Beyond the Damping Tail: Cross‐Correlating the Kinetic Sunyaev‐Zel’dovich Effect with Cosmic Shear

Abstract

Secondary anisotropies of the cosmic microwave background (CMB) have the potential to reveal intricate details about the history of our universe between the present and recombination epochs. However, because the CMB we observe is the projected sum of a multitude of effects, the interpretation of small-scale anisotropies by future high-resolution experiments will be marred by uncertainty and speculation without the handles provided by other observations. The recent controversy over the excess small-scale anisotropy detected by CBI and the BIMA array is a foretaste of potential challenges that will be faced when interpreting future experiments. In this paper we show that cross-correlating the CMB with an overlapping weak-lensing survey will isolate the elusive kinetic Sunyaev-Zel'dovich (kSZ) effect from secondary anisotropies generated at higher redshifts.
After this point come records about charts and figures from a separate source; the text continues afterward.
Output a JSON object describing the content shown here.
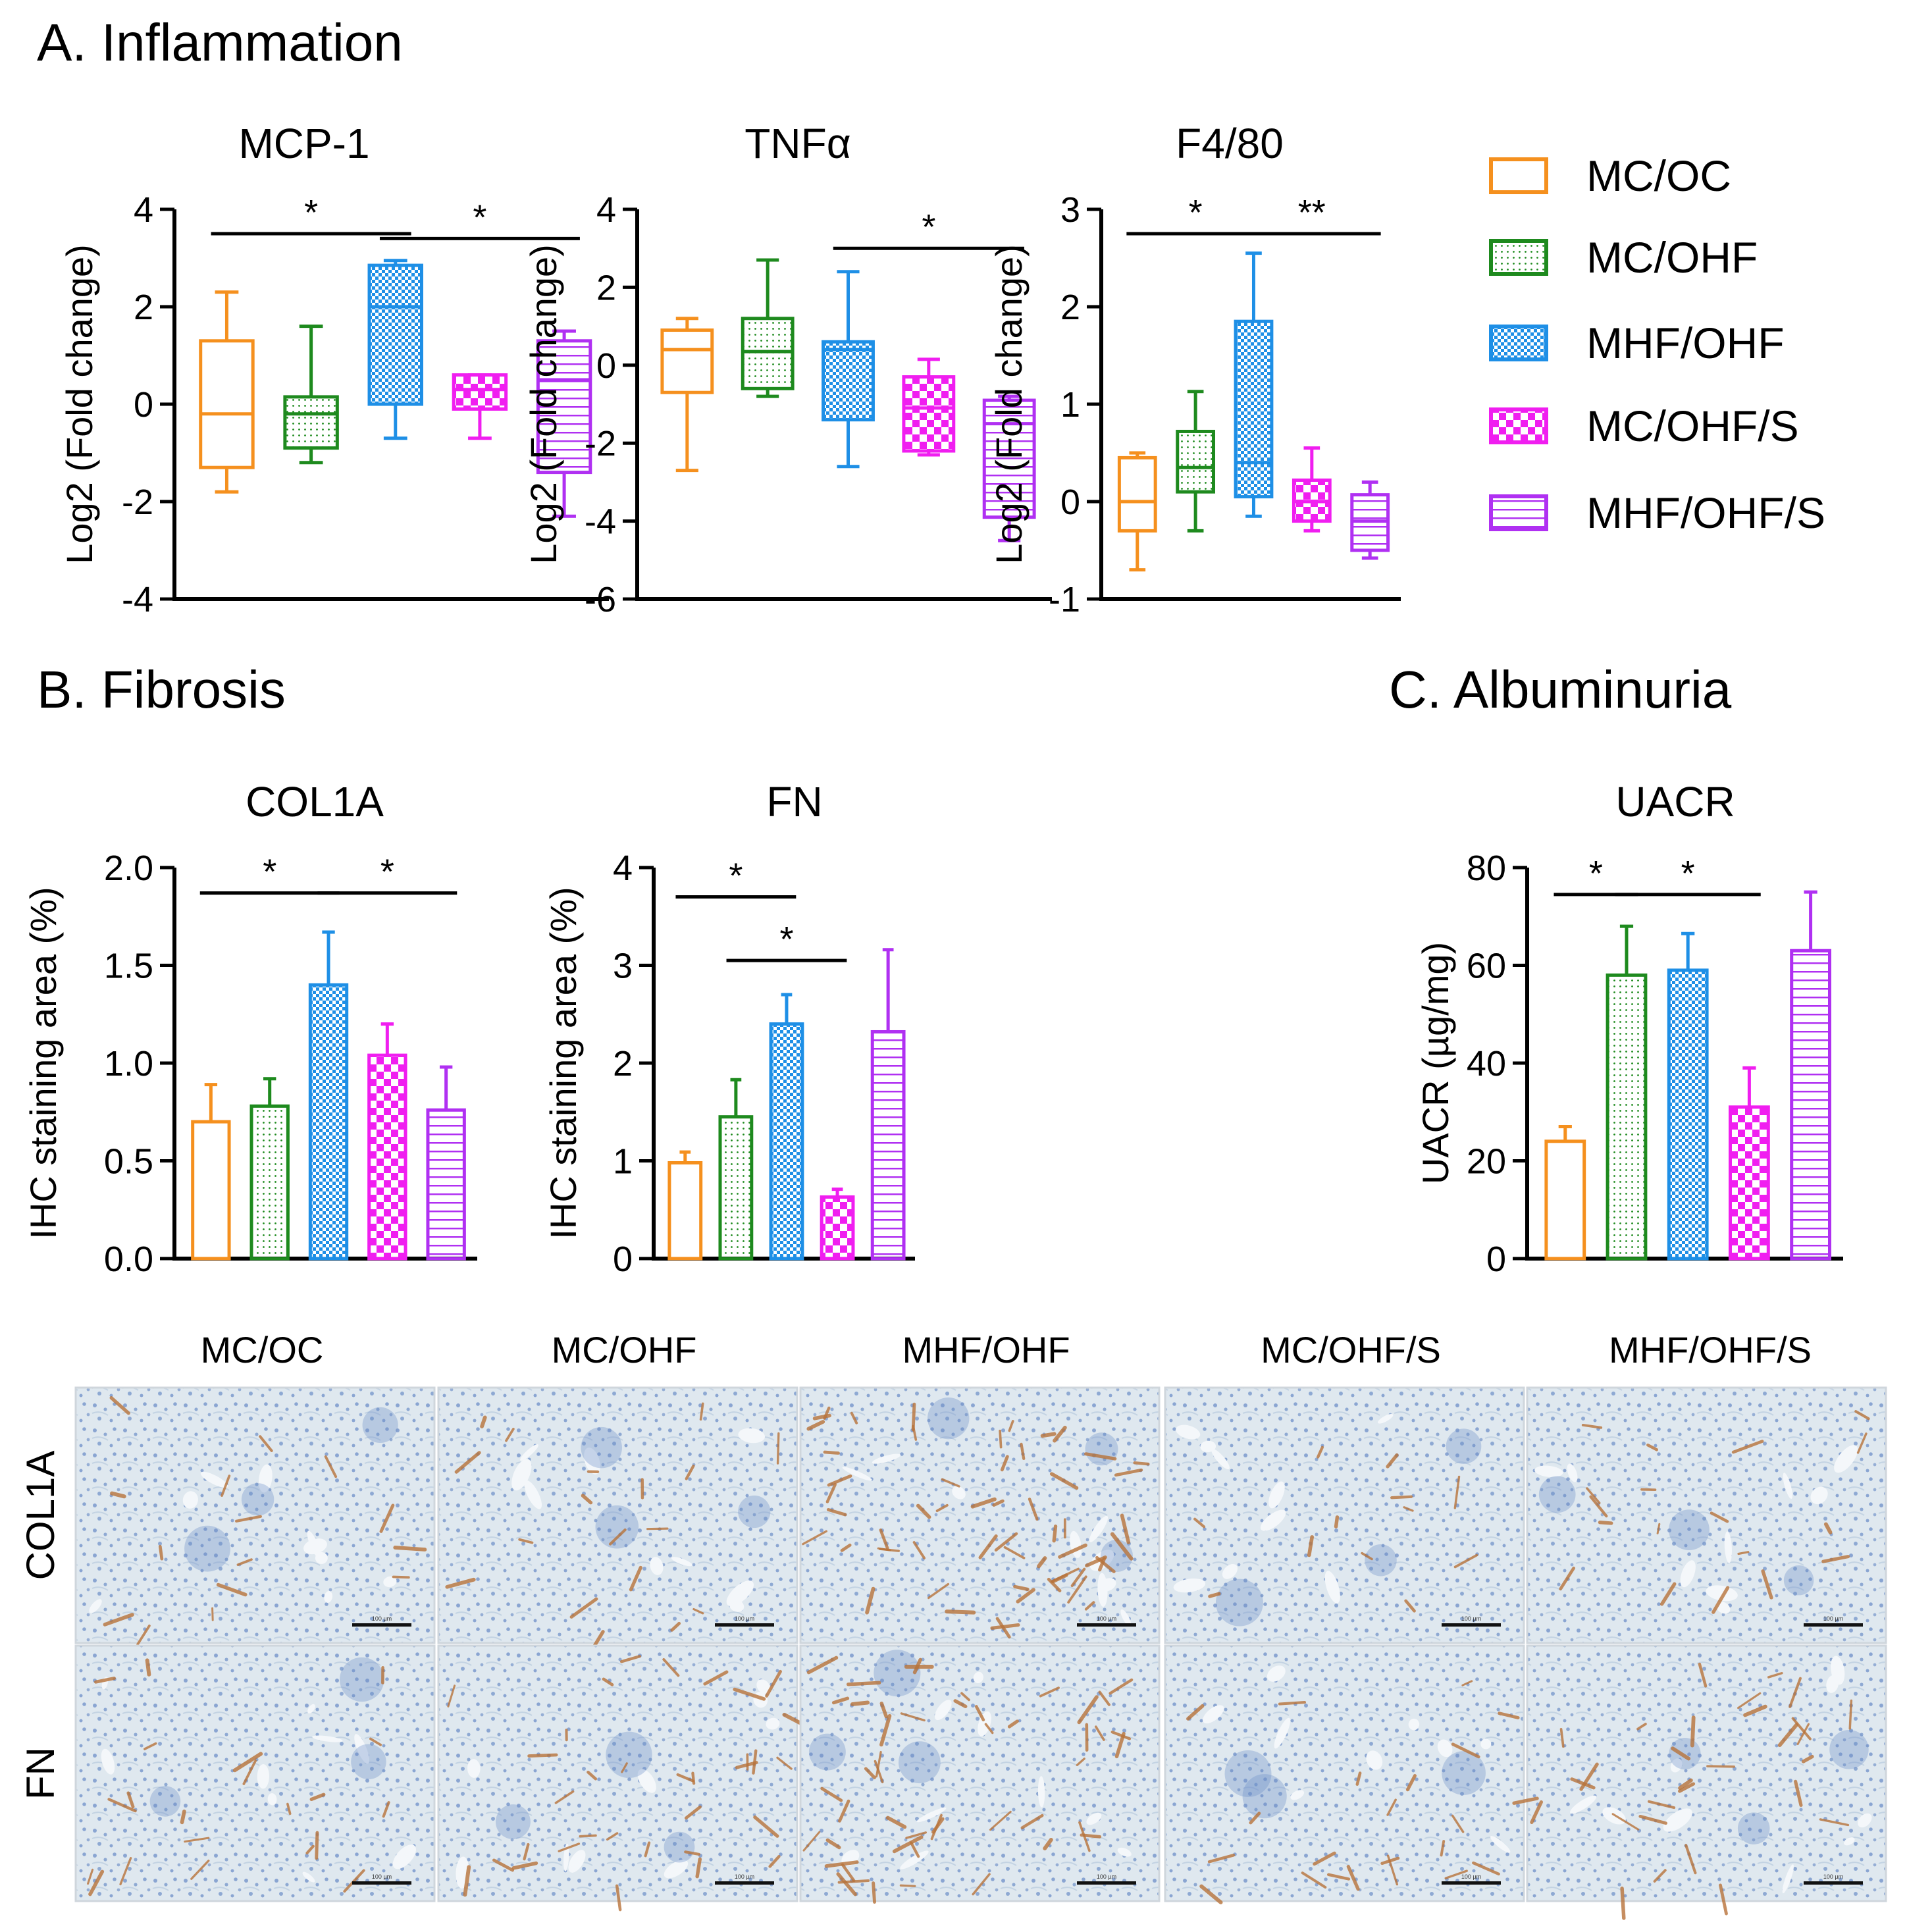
{
  "colors": {
    "MC/OC": "#f5901e",
    "MC/OHF": "#1e8a1e",
    "MHF/OHF": "#1e8fe6",
    "MC/OHF/S": "#f01ef0",
    "MHF/OHF/S": "#b030f2",
    "tissue_bg": "#dde7ee",
    "tissue_nuclei": "#6d8fc8",
    "tissue_stain": "#b8733a"
  },
  "sections": {
    "inflammation": "A. Inflammation",
    "fibrosis": "B. Fibrosis",
    "albuminuria": "C. Albuminuria"
  },
  "legend": [
    "MC/OC",
    "MC/OHF",
    "MHF/OHF",
    "MC/OHF/S",
    "MHF/OHF/S"
  ],
  "chart_data": [
    {
      "id": "mcp1",
      "type": "box",
      "title": "MCP-1",
      "ylabel": "Log2 (Fold change)",
      "ylim": [
        -4,
        4
      ],
      "yticks": [
        4,
        2,
        0,
        -2,
        -4
      ],
      "ytick_labels": [
        "4",
        "2",
        "0",
        "-2",
        "-4"
      ],
      "categories": [
        "MC/OC",
        "MC/OHF",
        "MHF/OHF",
        "MC/OHF/S",
        "MHF/OHF/S"
      ],
      "boxes": [
        {
          "min": -1.8,
          "q1": -1.3,
          "median": -0.2,
          "q3": 1.3,
          "max": 2.3
        },
        {
          "min": -1.2,
          "q1": -0.9,
          "median": -0.2,
          "q3": 0.15,
          "max": 1.6
        },
        {
          "min": -0.7,
          "q1": 0.0,
          "median": 2.0,
          "q3": 2.85,
          "max": 2.95
        },
        {
          "min": -0.7,
          "q1": -0.1,
          "median": 0.3,
          "q3": 0.6,
          "max": 0.6
        },
        {
          "min": -2.3,
          "q1": -1.4,
          "median": 0.5,
          "q3": 1.3,
          "max": 1.5
        }
      ],
      "significance": [
        {
          "from": 0,
          "to": 2,
          "y": 3.5,
          "label": "*"
        },
        {
          "from": 2,
          "to": 4,
          "y": 3.4,
          "label": "*"
        }
      ]
    },
    {
      "id": "tnfa",
      "type": "box",
      "title": "TNFα",
      "ylabel": "Log2 (Fold change)",
      "ylim": [
        -6,
        4
      ],
      "yticks": [
        4,
        2,
        0,
        -2,
        -4,
        -6
      ],
      "ytick_labels": [
        "4",
        "2",
        "0",
        "-2",
        "-4",
        "-6"
      ],
      "categories": [
        "MC/OC",
        "MC/OHF",
        "MHF/OHF",
        "MC/OHF/S",
        "MHF/OHF/S"
      ],
      "boxes": [
        {
          "min": -2.7,
          "q1": -0.7,
          "median": 0.4,
          "q3": 0.9,
          "max": 1.2
        },
        {
          "min": -0.8,
          "q1": -0.6,
          "median": 0.35,
          "q3": 1.2,
          "max": 2.7
        },
        {
          "min": -2.6,
          "q1": -1.4,
          "median": 0.4,
          "q3": 0.6,
          "max": 2.4
        },
        {
          "min": -2.3,
          "q1": -2.2,
          "median": -1.1,
          "q3": -0.3,
          "max": 0.15
        },
        {
          "min": -4.5,
          "q1": -3.9,
          "median": -1.5,
          "q3": -0.9,
          "max": -0.8
        }
      ],
      "significance": [
        {
          "from": 2,
          "to": 4,
          "y": 3.0,
          "label": "*"
        }
      ]
    },
    {
      "id": "f480",
      "type": "box",
      "title": "F4/80",
      "ylabel": "Log2 (Fold change)",
      "ylim": [
        -1,
        3
      ],
      "yticks": [
        3,
        2,
        1,
        0,
        -1
      ],
      "ytick_labels": [
        "3",
        "2",
        "1",
        "0",
        "-1"
      ],
      "categories": [
        "MC/OC",
        "MC/OHF",
        "MHF/OHF",
        "MC/OHF/S",
        "MHF/OHF/S"
      ],
      "boxes": [
        {
          "min": -0.7,
          "q1": -0.3,
          "median": 0.0,
          "q3": 0.45,
          "max": 0.5
        },
        {
          "min": -0.3,
          "q1": 0.1,
          "median": 0.35,
          "q3": 0.72,
          "max": 1.13
        },
        {
          "min": -0.15,
          "q1": 0.05,
          "median": 0.4,
          "q3": 1.85,
          "max": 2.55
        },
        {
          "min": -0.3,
          "q1": -0.2,
          "median": 0.0,
          "q3": 0.22,
          "max": 0.55
        },
        {
          "min": -0.58,
          "q1": -0.5,
          "median": -0.2,
          "q3": 0.07,
          "max": 0.2
        }
      ],
      "significance": [
        {
          "from": 0,
          "to": 2,
          "y": 2.75,
          "label": "*"
        },
        {
          "from": 2,
          "to": 4,
          "y": 2.75,
          "label": "**"
        }
      ]
    },
    {
      "id": "col1a",
      "type": "bar",
      "title": "COL1A",
      "ylabel": "IHC staining area (%)",
      "ylim": [
        0,
        2.0
      ],
      "yticks": [
        2.0,
        1.5,
        1.0,
        0.5,
        0.0
      ],
      "ytick_labels": [
        "2.0",
        "1.5",
        "1.0",
        "0.5",
        "0.0"
      ],
      "categories": [
        "MC/OC",
        "MC/OHF",
        "MHF/OHF",
        "MC/OHF/S",
        "MHF/OHF/S"
      ],
      "values": [
        0.7,
        0.78,
        1.4,
        1.04,
        0.76
      ],
      "errors": [
        0.19,
        0.14,
        0.27,
        0.16,
        0.22
      ],
      "significance": [
        {
          "from": 0,
          "to": 2,
          "y": 1.87,
          "label": "*"
        },
        {
          "from": 2,
          "to": 4,
          "y": 1.87,
          "label": "*"
        }
      ]
    },
    {
      "id": "fn",
      "type": "bar",
      "title": "FN",
      "ylabel": "IHC staining area (%)",
      "ylim": [
        0,
        4
      ],
      "yticks": [
        4,
        3,
        2,
        1,
        0
      ],
      "ytick_labels": [
        "4",
        "3",
        "2",
        "1",
        "0"
      ],
      "categories": [
        "MC/OC",
        "MC/OHF",
        "MHF/OHF",
        "MC/OHF/S",
        "MHF/OHF/S"
      ],
      "values": [
        0.98,
        1.45,
        2.4,
        0.63,
        2.32
      ],
      "errors": [
        0.11,
        0.38,
        0.3,
        0.08,
        0.84
      ],
      "significance": [
        {
          "from": 0,
          "to": 2,
          "y": 3.7,
          "label": "*"
        },
        {
          "from": 1,
          "to": 3,
          "y": 3.05,
          "label": "*"
        }
      ]
    },
    {
      "id": "uacr",
      "type": "bar",
      "title": "UACR",
      "ylabel": "UACR (µg/mg)",
      "ylim": [
        0,
        80
      ],
      "yticks": [
        80,
        60,
        40,
        20,
        0
      ],
      "ytick_labels": [
        "80",
        "60",
        "40",
        "20",
        "0"
      ],
      "categories": [
        "MC/OC",
        "MC/OHF",
        "MHF/OHF",
        "MC/OHF/S",
        "MHF/OHF/S"
      ],
      "values": [
        24,
        58,
        59,
        31,
        63
      ],
      "errors": [
        3,
        10,
        7.5,
        8,
        12
      ],
      "significance": [
        {
          "from": 0,
          "to": 1,
          "y": 74.5,
          "label": "*"
        },
        {
          "from": 1,
          "to": 3,
          "y": 74.5,
          "label": "*"
        }
      ]
    }
  ],
  "micrographs": {
    "column_labels": [
      "MC/OC",
      "MC/OHF",
      "MHF/OHF",
      "MC/OHF/S",
      "MHF/OHF/S"
    ],
    "row_labels": [
      "COL1A",
      "FN"
    ],
    "scale_bar_label": "100 µm",
    "stain_intensity": [
      [
        0.25,
        0.3,
        0.95,
        0.2,
        0.3
      ],
      [
        0.35,
        0.55,
        0.8,
        0.35,
        0.5
      ]
    ]
  }
}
We show that if upcoming high angular resolution CMB experiments, like Planck/ACT/SPT, cover the same area of sky as current and future weak-lensing surveys, like CFTHLS/SNAP/LSST, the cross-correlation of cosmic shear with the kSZ effect will be detected with high signal-to-noise ratio, increasing the potential science accessible to both sets of surveys. For example, if ACT and a CFHTLS-like survey were to overlap, this cross-correlation would be detected with a total signal-to-noise ratio greater than 220, reaching 1.8 per individual multipole around l ~ 5000. Furthermore, this cross-correlation probes the three-point coupling between the underlying dark matter and the momentum of the ionized baryons in the densest regions of the universe at intermediate redshifts. Similar to the thermal Sunyaev-Zel'dovich (tSZ) power spectrum, its strength is extremely sensitive to the power spectrum normalization parameter, σ8, scaling roughly as σ. It provides an effective mechanism to isolate any component of anisotropy due to patchy reionization and rule out primordial small-scale anisotropy.